South Africa has accepted the American-mediated agreement for withdrawal of Cuban troops from Angola. The accord, which was proposed by the United States at talks in Geneva eight days ago, has already been accepted by the Angolan and Cuban governments and should open the way to resolution of the protracted and interrelated conflicts in Angola and Namibia.
South Africa has long insisted - with US backing - on withdrawal of the estimated 50,000 Cuban troops from Angola as a condition for accepting a United Nations peace plan for Namibia.
South Africa's Minister of Foreign Affairs, Roelof Botha, informed a press conference of the acceptance last night, calling it ``a very important step'' on a long road.
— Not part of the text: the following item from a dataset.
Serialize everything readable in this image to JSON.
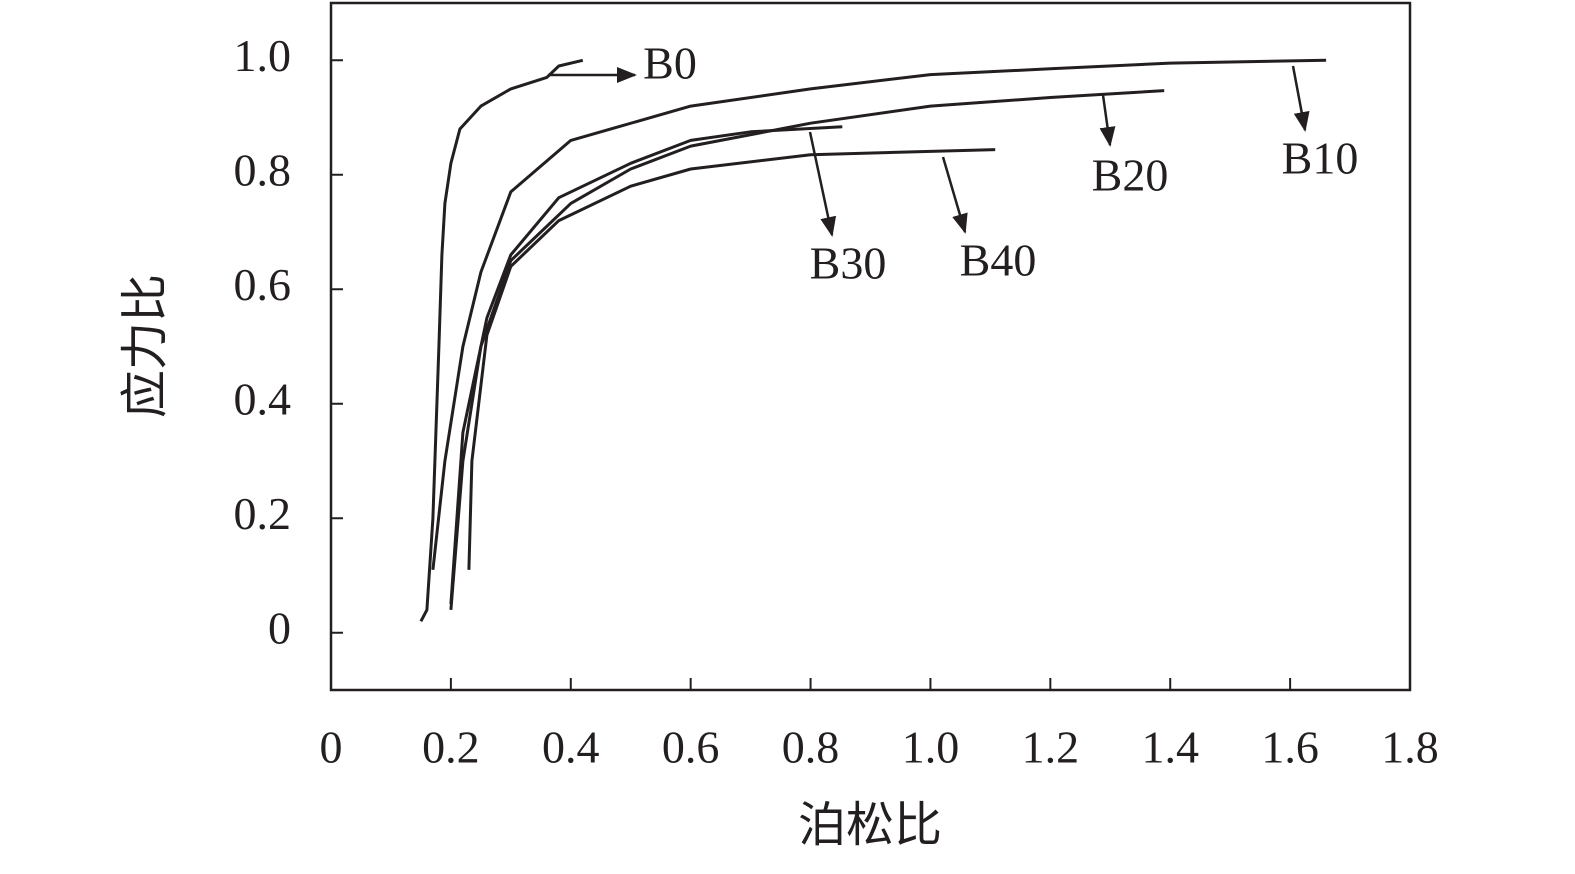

He also cautioned that the road ahead will not be ``all downhill.''
Botha repeatedly stressed the importance of establishing a mutually acceptable ``monitoring mechanism'' to verify the withdrawal of Cuban forces on a phase by phase basis.
He also heavily underlined the need to end Angola's 13-year-old civil war between the Marxist government and rebels of the National Union for the Total Independence of Angola (UNITA). ``Peace will not be achieved unless there is national reconciliation in Angola,'' Botha said.
Botha refused to give details of the US withdrawal plan. But the accord is understood to envisage the staged withdrawal of the Cuban troops over 27 months, with the implementation of a UN peace plan for Namibia, as outlined in Security Council Resolution 435 of 1978.
Botha said he does not believe the suggested start date of Jan. 1 for implementation of Resolution 435 is feasible. But, he said, ``it will be for the parties to agree on.''
The UN resolution includes withdrawal of all but 1,000 South African troops from Namibia, followed by a UN-supervised election seven months after implementation of the plan.
Since the UN plan was formulated more than a decade ago, a new military force has emerged in Namibia, the South West African Territorial Force (SWAPO), composed of conscripts from Namibia. Botha declined to speculate on the force's future, saying that was a matter to be resolved jointly by South Africa, the US, Angola, and Cuba.
Botha's announcement of South Africa's acceptance came only hours after a meeting in Pretoria between President Pieter Botha and UNITA leader, Jonas Savimbi.
Botha said that the UNITA leader viewed the US plan as a positive contribution to ``peace and stability'' in Southern Africa provided it was strictly monitored to ensure that Cuban forces did leave Angola.
Asked whether South Africa would continue to support UNITA after a settlement, Botha replied that South Africa would scrupulously honour its treaty obligations. But he added: ``naturally our relationship of good neighborliness (with UNITA) will continue.''
In an interesting remark, Botha spoke of establishing an ``umbrella body'' to act as a ``super court of appeal'' on the verification process for the Cuban troop withdrawal. He proposed that the Soviet Union should be a member of the court, reflecting improved relations between South Africa's Pretoria government and Moscow due to Soviet leader Mikhail Gorbachev's policy of glasnost (openness).
E. A. Wayne in Washington reports:
Technical experts from the US, Angola, South Africa, and Cuba began several days of confidential meetings late Monday in New York, in anticipation of South Africa's acceptance.
The United Nations is expected to provide monitors for the accord and UN officials are currently participating in the New York talks.
Informed diplomats now expect the final package to be initialed next week in Brazzaville, Congo, and an unscheduled formal signing ceremony would likely follow. At the UN, there is talk of blessing the overall package in early December, possibly during a visit by Mr. Gorbachev.
Actual implementation of the accords will probably not begin until February or March, diplomatic and other sources say.